In 1766, Henry Cavendish of Britain reported the nature of hydrogen in detail in his thesis. Although he was recognized as the one who discovered hydrogen, the term hydrogen was actually coined by Antoine Lavoisier of France in 1779.
“Hydrogen” comes from Greek “hydro”(water) and “gennao” (made of). The Japanese for hydrogen is a combination of two characters “sui”(water) and “so”(element). These are two ancient and highly developed cultures that recognized the importance of hydrogen as a building block of life.
Hydrogen is present in just about 90% of the known universe. Hydrogen in an unaltered state is the most simplistic element on the periodic chart. It is the first element with one electron and one proton and also has the least amount of mass amongst all the elements in the universe. It’s easy to see why hydrogen is one of the most critical elements essential to life.

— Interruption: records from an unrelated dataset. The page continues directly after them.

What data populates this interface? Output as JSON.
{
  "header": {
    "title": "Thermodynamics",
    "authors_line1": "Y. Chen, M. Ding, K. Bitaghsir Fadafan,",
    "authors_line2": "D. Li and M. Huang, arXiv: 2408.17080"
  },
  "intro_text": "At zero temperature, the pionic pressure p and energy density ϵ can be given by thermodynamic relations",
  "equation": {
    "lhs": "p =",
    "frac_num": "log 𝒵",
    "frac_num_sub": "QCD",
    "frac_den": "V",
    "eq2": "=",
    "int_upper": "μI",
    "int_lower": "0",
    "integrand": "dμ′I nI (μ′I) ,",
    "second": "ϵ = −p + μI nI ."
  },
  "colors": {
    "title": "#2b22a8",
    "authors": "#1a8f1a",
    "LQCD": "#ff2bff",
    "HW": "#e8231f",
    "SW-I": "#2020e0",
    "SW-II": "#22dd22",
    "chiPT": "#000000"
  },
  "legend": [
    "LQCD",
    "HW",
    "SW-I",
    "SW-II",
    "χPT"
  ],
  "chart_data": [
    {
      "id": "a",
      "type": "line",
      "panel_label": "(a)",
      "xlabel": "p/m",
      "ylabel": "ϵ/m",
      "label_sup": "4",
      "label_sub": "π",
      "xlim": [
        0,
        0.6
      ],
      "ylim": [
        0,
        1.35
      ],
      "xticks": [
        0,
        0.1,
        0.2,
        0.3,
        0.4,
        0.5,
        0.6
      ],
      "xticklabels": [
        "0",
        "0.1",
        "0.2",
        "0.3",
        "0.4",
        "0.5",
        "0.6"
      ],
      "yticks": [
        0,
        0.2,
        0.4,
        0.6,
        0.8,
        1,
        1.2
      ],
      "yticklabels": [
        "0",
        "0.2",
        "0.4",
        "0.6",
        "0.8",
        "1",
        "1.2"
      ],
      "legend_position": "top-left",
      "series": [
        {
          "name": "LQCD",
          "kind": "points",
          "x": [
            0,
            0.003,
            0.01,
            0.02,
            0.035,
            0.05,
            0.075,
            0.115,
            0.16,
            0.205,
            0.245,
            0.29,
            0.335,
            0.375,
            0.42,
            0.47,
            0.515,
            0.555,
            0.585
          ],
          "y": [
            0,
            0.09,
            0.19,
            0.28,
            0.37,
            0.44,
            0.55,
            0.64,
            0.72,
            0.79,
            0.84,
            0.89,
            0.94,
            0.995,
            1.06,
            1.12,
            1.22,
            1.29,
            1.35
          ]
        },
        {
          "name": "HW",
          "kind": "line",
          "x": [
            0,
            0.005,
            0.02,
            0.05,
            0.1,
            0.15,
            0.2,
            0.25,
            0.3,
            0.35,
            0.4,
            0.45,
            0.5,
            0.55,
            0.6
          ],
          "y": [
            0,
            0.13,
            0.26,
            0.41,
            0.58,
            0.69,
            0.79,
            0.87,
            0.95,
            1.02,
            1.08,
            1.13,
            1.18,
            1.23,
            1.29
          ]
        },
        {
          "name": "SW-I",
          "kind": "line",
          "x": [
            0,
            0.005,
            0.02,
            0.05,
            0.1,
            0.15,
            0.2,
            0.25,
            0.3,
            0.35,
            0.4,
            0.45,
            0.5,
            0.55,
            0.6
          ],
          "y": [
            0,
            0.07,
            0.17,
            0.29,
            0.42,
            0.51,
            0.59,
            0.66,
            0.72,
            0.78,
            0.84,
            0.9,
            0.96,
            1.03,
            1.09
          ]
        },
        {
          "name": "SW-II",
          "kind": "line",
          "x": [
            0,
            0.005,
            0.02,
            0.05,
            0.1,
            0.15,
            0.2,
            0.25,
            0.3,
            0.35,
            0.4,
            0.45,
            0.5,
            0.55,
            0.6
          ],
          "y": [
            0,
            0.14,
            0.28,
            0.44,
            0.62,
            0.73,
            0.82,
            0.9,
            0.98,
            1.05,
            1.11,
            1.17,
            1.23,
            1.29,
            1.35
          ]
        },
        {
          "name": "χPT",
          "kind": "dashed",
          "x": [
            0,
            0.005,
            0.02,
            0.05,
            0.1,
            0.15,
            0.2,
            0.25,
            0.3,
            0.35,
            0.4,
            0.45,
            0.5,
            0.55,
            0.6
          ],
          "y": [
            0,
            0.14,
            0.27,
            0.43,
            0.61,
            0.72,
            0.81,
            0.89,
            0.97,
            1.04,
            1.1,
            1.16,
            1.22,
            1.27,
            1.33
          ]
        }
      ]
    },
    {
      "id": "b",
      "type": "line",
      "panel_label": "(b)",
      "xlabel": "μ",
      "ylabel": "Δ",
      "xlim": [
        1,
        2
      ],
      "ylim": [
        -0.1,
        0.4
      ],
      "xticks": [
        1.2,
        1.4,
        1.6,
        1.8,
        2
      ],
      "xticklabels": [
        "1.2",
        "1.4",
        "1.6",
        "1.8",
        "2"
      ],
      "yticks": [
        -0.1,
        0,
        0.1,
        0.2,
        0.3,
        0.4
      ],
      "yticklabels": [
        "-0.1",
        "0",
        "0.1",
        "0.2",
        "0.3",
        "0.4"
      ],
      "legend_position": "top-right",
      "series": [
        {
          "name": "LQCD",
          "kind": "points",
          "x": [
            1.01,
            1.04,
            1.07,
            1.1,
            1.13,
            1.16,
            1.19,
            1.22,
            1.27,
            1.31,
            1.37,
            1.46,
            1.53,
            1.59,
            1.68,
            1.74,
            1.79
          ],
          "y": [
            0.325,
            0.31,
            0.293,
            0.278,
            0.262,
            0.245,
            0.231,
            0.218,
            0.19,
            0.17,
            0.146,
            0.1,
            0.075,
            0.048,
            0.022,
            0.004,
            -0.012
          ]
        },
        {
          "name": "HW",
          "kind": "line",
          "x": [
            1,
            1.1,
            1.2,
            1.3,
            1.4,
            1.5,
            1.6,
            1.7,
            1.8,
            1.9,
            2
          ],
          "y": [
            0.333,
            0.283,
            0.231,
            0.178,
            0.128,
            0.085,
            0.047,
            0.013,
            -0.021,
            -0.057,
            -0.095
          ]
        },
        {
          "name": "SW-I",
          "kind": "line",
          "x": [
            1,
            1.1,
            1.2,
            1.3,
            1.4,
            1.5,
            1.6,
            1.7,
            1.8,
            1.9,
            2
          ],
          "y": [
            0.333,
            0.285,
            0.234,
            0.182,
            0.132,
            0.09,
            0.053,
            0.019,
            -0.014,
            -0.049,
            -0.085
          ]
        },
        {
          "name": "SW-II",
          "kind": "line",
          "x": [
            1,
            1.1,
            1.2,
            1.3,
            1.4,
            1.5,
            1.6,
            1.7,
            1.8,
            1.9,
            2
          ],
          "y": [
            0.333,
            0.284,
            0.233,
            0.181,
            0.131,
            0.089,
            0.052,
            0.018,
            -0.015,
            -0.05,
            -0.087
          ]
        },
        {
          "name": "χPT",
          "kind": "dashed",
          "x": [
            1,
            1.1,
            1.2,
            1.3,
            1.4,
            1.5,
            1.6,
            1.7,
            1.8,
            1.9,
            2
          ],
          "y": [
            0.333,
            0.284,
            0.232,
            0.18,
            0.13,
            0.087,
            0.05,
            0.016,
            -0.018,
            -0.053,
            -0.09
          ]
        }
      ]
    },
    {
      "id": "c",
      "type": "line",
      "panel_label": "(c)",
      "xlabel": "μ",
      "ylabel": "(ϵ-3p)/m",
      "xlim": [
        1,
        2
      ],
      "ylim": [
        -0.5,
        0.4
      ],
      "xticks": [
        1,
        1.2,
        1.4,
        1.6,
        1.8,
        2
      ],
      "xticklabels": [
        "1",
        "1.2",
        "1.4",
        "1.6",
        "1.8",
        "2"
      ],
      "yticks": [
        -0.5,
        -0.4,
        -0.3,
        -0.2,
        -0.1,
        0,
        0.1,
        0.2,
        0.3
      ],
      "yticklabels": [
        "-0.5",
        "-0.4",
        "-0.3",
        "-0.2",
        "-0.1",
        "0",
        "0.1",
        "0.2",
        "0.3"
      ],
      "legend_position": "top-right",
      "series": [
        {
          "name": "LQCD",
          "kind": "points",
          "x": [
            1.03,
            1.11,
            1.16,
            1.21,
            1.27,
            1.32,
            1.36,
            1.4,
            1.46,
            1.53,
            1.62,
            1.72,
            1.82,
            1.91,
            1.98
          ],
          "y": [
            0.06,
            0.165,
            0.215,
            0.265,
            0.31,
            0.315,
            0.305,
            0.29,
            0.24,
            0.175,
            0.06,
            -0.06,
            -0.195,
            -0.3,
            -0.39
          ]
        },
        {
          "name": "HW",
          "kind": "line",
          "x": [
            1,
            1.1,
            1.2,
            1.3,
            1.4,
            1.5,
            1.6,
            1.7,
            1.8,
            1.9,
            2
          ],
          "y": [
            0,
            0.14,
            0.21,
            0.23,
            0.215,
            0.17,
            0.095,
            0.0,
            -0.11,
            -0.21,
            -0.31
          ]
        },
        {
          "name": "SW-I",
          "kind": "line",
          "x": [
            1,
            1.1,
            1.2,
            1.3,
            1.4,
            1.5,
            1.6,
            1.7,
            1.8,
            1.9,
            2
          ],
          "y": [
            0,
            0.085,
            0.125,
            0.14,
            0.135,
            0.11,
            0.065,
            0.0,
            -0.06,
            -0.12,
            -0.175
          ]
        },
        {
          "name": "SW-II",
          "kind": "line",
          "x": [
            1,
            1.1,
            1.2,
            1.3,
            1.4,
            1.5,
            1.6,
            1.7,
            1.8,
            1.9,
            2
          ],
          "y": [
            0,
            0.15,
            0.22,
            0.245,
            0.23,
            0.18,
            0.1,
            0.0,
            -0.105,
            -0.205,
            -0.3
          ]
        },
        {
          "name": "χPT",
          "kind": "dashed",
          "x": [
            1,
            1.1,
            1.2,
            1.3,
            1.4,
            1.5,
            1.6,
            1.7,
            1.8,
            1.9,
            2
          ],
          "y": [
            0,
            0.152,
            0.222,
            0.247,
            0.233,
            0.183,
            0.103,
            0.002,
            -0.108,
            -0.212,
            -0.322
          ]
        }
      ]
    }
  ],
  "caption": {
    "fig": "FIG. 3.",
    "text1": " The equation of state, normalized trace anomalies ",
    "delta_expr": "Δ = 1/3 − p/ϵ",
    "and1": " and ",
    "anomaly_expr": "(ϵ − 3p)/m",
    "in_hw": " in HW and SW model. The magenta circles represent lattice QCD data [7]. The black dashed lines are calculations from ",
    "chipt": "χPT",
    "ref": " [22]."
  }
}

Hydrogen exists in many forms like water or organic matter. This makes it hard to appreciate its existence and importance in our daily lives. However, it is one of the most indispensable elements in all of existence. If we go by the weight proportion in the human body, hydrogen is the third heaviest element (10%) after oxygen (65%) and carbon (18%) despite being the smallest and lightest of all elements. Moreover, the various compounds that make up the human body all contain hydrogen, which is another reason why it’s called the mother of all elements.
Hydrogen can also be found in our foods. The three nutrients: carbohydrate, protein and fats are essential as the daily source of energy. In particular, carbohydrates (glucocorticoid) and fats can be transformed into energy, and hydrogen plays an important role when these nutrients are transformed into energy. Not only are they in our food source, the double helix structure of DNA itself is a result of hydrogen playing the role of bonding the four nucleic acids that make up DNA.